For the map lovers out there, I found one of the more interesting maps that I’ve seen in a while. It is unfortunately in a PDF and so I can’t present the map here, but I do highly recommend you go check it out.
It is a paper titled “Patterns of Individualism and Collectivism Across the United States”. The authors are Joseph A. Vandello and Dov Cohen, the latter being the co-author with Richard Nisbett of Culture of Honor. Here is the summary:
“Although the individualism—collectivism dimension is usually examined in a US. versus Asian context,there is variation within the United States. The authors created an eight-item index ranking states in terms of collectivist versus individualist tendencies. As predicted, collectivist tendencies were strongest in the Deep South, and individualist tendencies were strongest in the Mountain West and Great Plains. In Part 2, convergent validity for the index was obtained by showing that state collectivism scores predicted variation in individual attitudes, as measured by a national survey. In Part 3, the index was used to explore the relationship between individualism—collectivism and a variety of demographic, economic,cultural, and health-related variables.

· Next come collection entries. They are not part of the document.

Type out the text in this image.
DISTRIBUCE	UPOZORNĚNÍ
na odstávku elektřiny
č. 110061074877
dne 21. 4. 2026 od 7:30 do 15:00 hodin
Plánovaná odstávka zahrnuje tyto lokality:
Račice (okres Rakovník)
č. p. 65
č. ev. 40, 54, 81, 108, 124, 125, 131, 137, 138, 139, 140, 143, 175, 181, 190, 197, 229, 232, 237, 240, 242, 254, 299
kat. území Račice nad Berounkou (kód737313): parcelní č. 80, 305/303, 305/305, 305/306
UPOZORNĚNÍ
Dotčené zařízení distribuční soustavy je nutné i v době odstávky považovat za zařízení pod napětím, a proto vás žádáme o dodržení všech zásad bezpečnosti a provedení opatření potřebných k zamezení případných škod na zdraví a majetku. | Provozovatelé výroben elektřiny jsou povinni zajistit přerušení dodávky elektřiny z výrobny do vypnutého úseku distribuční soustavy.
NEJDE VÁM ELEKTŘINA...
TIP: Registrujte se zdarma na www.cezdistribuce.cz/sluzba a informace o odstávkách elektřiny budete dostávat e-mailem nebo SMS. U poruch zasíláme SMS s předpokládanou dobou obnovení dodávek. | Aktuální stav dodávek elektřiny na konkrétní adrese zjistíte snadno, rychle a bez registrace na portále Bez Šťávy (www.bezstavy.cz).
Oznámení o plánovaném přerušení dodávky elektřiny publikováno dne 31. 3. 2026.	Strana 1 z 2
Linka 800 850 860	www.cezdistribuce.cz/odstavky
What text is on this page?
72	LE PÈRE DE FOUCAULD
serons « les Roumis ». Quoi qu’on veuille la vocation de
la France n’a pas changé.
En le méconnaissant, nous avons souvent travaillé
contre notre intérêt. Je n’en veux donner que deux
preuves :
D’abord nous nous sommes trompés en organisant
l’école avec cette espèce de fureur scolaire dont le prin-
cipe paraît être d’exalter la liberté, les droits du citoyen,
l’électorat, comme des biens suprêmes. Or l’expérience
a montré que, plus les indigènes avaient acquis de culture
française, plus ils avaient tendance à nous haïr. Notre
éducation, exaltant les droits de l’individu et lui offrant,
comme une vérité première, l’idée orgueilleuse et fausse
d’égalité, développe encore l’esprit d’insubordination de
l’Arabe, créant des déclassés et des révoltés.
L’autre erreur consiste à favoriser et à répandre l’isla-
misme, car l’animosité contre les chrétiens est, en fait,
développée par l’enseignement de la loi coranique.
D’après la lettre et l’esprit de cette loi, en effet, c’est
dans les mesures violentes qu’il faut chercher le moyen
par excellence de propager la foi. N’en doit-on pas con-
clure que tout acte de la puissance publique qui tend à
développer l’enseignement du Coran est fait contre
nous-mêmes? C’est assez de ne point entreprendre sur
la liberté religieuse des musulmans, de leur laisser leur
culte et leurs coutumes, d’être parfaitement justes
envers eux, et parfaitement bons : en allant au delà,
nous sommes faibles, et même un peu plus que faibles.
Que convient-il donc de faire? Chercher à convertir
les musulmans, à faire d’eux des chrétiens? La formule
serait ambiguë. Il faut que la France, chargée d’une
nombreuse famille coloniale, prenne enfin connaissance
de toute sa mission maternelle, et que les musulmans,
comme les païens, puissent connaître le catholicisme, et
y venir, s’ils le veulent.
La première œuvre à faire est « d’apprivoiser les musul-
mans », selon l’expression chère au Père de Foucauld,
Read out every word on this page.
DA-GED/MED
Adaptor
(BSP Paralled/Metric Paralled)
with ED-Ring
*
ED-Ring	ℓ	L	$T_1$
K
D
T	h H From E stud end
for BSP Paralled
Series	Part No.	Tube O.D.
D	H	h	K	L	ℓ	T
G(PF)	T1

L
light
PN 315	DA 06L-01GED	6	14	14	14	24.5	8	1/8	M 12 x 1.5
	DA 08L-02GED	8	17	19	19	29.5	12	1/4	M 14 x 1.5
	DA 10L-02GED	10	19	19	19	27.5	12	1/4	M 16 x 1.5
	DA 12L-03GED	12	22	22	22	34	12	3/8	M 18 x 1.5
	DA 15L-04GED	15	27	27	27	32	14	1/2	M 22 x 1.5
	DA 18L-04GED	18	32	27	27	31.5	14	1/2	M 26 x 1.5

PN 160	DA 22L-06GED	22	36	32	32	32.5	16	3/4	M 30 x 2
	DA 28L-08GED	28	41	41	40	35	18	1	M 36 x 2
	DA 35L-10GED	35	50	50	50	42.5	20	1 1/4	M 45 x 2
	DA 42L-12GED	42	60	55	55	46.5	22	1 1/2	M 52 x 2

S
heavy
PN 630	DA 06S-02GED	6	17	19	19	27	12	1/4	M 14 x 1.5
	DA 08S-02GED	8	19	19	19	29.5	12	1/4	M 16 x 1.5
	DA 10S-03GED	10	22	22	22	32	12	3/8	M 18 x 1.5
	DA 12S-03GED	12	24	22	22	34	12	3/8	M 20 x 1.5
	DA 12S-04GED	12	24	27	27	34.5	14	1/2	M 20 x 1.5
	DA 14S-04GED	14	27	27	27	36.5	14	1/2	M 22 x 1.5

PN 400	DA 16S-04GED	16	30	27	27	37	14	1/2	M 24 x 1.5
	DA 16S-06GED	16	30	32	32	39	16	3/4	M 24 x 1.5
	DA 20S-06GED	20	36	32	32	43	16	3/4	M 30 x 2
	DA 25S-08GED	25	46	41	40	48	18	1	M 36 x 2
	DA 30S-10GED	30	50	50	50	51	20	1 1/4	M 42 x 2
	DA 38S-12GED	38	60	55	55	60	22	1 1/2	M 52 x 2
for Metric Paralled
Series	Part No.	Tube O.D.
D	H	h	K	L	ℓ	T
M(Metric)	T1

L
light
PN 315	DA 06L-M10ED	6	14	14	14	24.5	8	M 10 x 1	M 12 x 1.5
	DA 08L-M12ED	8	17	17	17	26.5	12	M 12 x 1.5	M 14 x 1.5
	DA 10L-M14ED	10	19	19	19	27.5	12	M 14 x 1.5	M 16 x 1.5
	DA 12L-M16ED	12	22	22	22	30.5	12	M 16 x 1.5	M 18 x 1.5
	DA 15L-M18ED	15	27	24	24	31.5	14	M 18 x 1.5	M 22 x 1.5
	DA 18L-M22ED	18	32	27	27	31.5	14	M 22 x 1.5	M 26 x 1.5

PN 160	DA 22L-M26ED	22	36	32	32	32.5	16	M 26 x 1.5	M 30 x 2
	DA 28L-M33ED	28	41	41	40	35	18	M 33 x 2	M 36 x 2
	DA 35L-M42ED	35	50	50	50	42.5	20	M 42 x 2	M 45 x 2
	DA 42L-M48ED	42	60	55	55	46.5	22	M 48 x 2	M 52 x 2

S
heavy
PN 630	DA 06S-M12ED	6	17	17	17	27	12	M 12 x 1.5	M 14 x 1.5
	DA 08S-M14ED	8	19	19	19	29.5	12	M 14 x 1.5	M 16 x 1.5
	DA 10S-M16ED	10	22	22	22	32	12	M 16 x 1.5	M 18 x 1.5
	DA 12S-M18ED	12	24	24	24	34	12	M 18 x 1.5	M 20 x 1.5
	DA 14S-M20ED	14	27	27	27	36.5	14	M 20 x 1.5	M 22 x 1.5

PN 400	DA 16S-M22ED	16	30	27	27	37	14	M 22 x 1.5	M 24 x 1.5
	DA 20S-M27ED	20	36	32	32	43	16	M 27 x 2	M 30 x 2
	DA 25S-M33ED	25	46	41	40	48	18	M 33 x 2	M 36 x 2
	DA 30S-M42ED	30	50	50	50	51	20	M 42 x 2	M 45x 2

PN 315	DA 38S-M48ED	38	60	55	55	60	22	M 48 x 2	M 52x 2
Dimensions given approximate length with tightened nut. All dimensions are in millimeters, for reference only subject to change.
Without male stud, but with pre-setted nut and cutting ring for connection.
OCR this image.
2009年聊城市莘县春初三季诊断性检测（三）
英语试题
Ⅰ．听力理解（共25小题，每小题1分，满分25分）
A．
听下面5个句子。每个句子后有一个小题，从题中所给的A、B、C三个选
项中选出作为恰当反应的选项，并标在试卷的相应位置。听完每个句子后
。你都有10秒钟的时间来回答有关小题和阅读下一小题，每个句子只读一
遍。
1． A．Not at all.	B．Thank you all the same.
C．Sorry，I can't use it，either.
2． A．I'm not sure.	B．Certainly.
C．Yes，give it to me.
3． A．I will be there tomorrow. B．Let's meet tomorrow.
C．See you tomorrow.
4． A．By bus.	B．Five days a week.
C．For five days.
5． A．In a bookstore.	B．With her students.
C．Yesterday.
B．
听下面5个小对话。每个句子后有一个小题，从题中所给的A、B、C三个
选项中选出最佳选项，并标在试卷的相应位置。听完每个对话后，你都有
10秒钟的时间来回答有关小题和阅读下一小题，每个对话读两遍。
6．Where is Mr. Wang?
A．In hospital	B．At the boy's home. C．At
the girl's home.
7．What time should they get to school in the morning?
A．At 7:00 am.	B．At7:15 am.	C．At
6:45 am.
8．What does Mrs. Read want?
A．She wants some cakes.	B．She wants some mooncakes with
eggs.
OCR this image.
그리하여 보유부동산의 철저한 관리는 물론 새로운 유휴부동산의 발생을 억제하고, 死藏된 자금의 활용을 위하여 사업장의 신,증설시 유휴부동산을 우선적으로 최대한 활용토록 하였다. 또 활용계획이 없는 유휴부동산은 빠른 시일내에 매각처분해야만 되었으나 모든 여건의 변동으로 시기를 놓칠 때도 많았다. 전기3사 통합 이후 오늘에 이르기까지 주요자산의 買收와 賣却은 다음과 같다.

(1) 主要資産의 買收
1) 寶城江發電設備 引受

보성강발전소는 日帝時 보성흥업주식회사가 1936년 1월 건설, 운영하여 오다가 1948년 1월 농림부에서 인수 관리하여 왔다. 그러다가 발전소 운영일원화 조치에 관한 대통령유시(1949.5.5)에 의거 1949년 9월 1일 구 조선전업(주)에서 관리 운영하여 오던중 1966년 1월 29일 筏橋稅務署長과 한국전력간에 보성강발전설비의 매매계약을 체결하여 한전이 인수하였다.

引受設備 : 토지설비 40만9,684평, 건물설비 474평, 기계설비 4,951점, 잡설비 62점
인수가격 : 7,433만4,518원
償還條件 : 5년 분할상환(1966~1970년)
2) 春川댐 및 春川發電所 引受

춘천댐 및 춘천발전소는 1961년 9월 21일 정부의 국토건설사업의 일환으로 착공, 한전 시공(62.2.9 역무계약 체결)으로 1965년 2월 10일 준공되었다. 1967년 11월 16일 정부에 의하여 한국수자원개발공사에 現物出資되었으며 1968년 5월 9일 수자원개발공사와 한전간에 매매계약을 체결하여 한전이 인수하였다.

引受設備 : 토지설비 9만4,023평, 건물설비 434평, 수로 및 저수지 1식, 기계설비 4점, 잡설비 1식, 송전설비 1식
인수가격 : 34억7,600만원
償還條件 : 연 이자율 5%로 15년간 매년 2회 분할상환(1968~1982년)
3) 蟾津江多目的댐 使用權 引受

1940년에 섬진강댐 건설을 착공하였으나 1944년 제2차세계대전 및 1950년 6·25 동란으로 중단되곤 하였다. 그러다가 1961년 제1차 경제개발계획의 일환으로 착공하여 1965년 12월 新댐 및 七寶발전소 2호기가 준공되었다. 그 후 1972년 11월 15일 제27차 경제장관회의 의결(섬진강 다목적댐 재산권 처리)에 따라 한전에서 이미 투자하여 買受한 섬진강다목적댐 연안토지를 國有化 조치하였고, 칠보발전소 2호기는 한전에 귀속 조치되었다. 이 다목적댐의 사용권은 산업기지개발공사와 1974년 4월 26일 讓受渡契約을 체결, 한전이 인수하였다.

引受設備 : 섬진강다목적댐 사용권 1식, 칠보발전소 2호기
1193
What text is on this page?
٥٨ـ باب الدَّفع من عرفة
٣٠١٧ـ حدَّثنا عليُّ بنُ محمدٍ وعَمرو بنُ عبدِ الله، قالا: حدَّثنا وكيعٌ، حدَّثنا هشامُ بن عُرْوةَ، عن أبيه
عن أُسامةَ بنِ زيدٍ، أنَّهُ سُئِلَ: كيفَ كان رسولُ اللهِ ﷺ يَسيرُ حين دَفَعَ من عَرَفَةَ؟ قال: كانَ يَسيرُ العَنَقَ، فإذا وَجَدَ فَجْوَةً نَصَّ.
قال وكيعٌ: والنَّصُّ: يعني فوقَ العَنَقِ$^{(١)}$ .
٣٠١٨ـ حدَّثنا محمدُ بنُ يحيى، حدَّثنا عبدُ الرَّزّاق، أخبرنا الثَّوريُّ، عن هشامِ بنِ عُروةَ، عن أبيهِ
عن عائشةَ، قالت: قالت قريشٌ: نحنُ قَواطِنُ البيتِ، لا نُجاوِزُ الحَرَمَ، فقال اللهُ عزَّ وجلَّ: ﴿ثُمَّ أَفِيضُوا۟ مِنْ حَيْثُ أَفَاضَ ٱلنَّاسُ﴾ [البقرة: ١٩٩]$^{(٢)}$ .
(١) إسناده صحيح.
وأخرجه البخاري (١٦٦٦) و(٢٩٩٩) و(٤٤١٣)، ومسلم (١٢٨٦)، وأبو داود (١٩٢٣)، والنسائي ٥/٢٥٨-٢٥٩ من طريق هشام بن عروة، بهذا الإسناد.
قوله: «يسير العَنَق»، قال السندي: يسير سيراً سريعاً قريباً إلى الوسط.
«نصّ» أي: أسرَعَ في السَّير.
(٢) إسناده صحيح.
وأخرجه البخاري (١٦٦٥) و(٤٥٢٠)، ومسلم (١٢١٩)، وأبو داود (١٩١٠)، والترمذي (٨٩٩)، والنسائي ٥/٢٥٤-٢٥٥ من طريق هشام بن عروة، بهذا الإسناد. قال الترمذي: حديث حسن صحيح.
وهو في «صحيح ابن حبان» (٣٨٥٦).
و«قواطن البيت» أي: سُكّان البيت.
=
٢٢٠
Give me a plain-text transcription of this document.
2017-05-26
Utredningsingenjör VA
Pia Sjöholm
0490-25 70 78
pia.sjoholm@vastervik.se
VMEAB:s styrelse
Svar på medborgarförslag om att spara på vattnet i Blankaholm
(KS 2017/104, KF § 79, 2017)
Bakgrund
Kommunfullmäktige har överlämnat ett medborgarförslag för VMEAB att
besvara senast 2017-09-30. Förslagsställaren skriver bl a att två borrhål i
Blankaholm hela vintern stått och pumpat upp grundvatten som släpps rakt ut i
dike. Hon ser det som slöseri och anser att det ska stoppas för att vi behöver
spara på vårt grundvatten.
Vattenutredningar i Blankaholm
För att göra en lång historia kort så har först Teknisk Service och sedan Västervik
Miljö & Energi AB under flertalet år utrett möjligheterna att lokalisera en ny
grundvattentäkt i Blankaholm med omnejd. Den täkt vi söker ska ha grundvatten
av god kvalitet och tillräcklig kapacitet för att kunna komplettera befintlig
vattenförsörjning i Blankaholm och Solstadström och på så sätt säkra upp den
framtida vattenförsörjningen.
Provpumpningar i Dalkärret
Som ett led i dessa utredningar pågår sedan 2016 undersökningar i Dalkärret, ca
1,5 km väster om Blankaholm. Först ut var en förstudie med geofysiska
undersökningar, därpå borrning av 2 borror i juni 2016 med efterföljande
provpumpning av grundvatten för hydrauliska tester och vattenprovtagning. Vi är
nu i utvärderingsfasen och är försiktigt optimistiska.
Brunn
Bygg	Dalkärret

The index may be used to complement traditional measures of collectivism and individualism and may be of use to scholars seeking a construct to account for unique U.S. regional variation.”
The map shows U.S. states according to their rates of collectivism (vs individualism). There is some of the typical North/South divide with the South showing high rates of collectivism (clannishness?), but that divide is actually seen more as you go west. Iowa is the first state going in that direction that shows extreme low rates of collectivism. West of the Mississippi River is an entirely different place. This demonstrates how different Indiana is in comparison, the birth state of my parents. There is a good argument to be made about Indiana being part of the Upper South, at least culturally.